The statement acknowledges that the current global context is marked by escalating conflicts, divisions, inequalities, resurgent racism, xenophobic attacks on migrants, antisemitism, violations of the rights of women and other forms of discrimination, threats against human rights defenders, as well as authoritarianism, populist nationalism, and religious and other forms of extremism, that threaten grave peril for the physical security and human dignity and rights of diverse communities and individuals around the world.

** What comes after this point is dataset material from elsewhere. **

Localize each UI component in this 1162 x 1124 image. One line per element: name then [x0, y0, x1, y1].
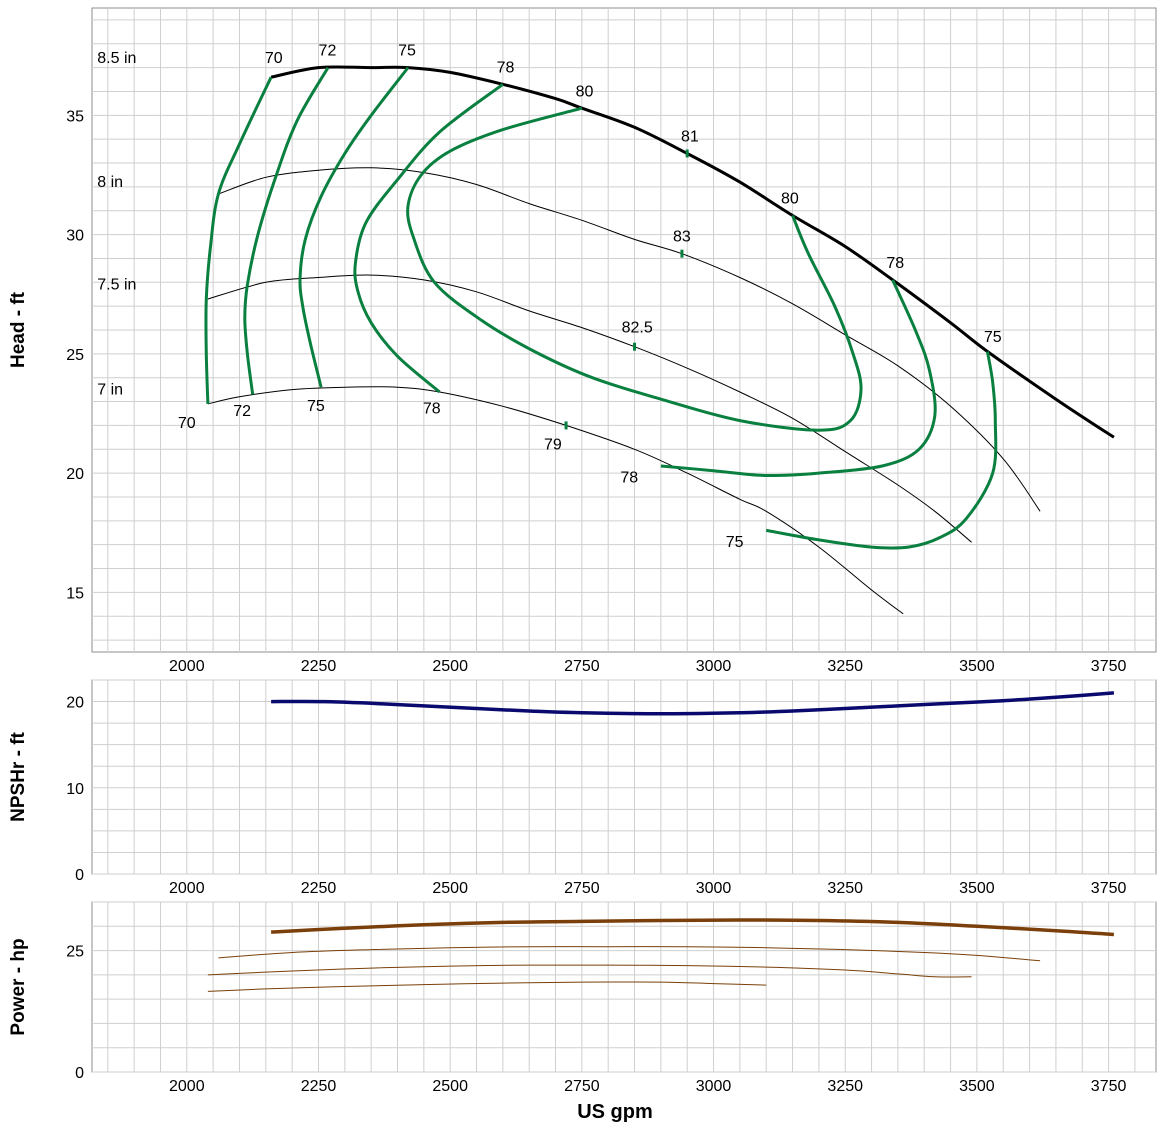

“This context sadly recalls the time of the WCC’s foundation, in the aftermath of the Second World War, when impelled by revulsion at the appalling violations of God-given human dignity perpetrated during that conflict the international ecumenical movement committed to and engaged actively with other members of the international community in the development of international legal frameworks for the promotion and protection of human rights, including freedom of religion or belief,” the statement reads. “In recent years the universality of human rights has been increasingly called into question, not least because of obvious double standards in the application of international human rights law.”
Many states instrumentalize these principles for political purposes, the text notes.
“Such misuse of principles that should be of universal application has damaged their credibility in the eyes of many, and weakened them for the essential purposes for which they were intended,” reads the statement. “Differences of opinion about the nature and quality of the relationship between Christian faith principles and the principles reflected in international human rights law have also become increasingly evident during these years, despite the history of close engagement by the WCC in the development and promotion of international human rights law as a framework for accountability for violations of human rights and for the protection of God-given human dignity.”
The statement affirms and underline the necessity of a universal framework of legal accountability for the violation of human dignity and rights.
The statement calls on the WCC global fellowship to “listen to the victims of human rights violations and stand in solidarity with them, upholding them in prayer, lamentation and advocacy,” and to “rediscover the rich biblical narratives that affirm human dignity, justice and the rule of law, for further theological reflection and discernment for responsible action.”
The statement also acknowledges that human dignity is to be understood not in isolation from the integrity of the entire creation. “We affirm that advocating for universal human dignity and rights is part of striving for justice, peace and integrity of creation, a means of reconciliation, and a witness for unity,” the statement reads. “We commit to continuing to engage with the differences in perspective and approach within the ecumenical movement in order to work towards common conclusions and recommendations for churches to recognize and affirm the biblical roots of human dignity as the basis of the modern codification of human rights, and to advocate for human rights and for the rule of law, as an integral part of churches’ life and witness.”
The WCC executive committee, elected during the WCC 11th Assembly, held its first meeting on 7-11 November, focusing on follow up from the assembly, planning for 2023—including the budget and programme plans—and making statements that respond to critical situations affecting the fellowship of WCC member churches.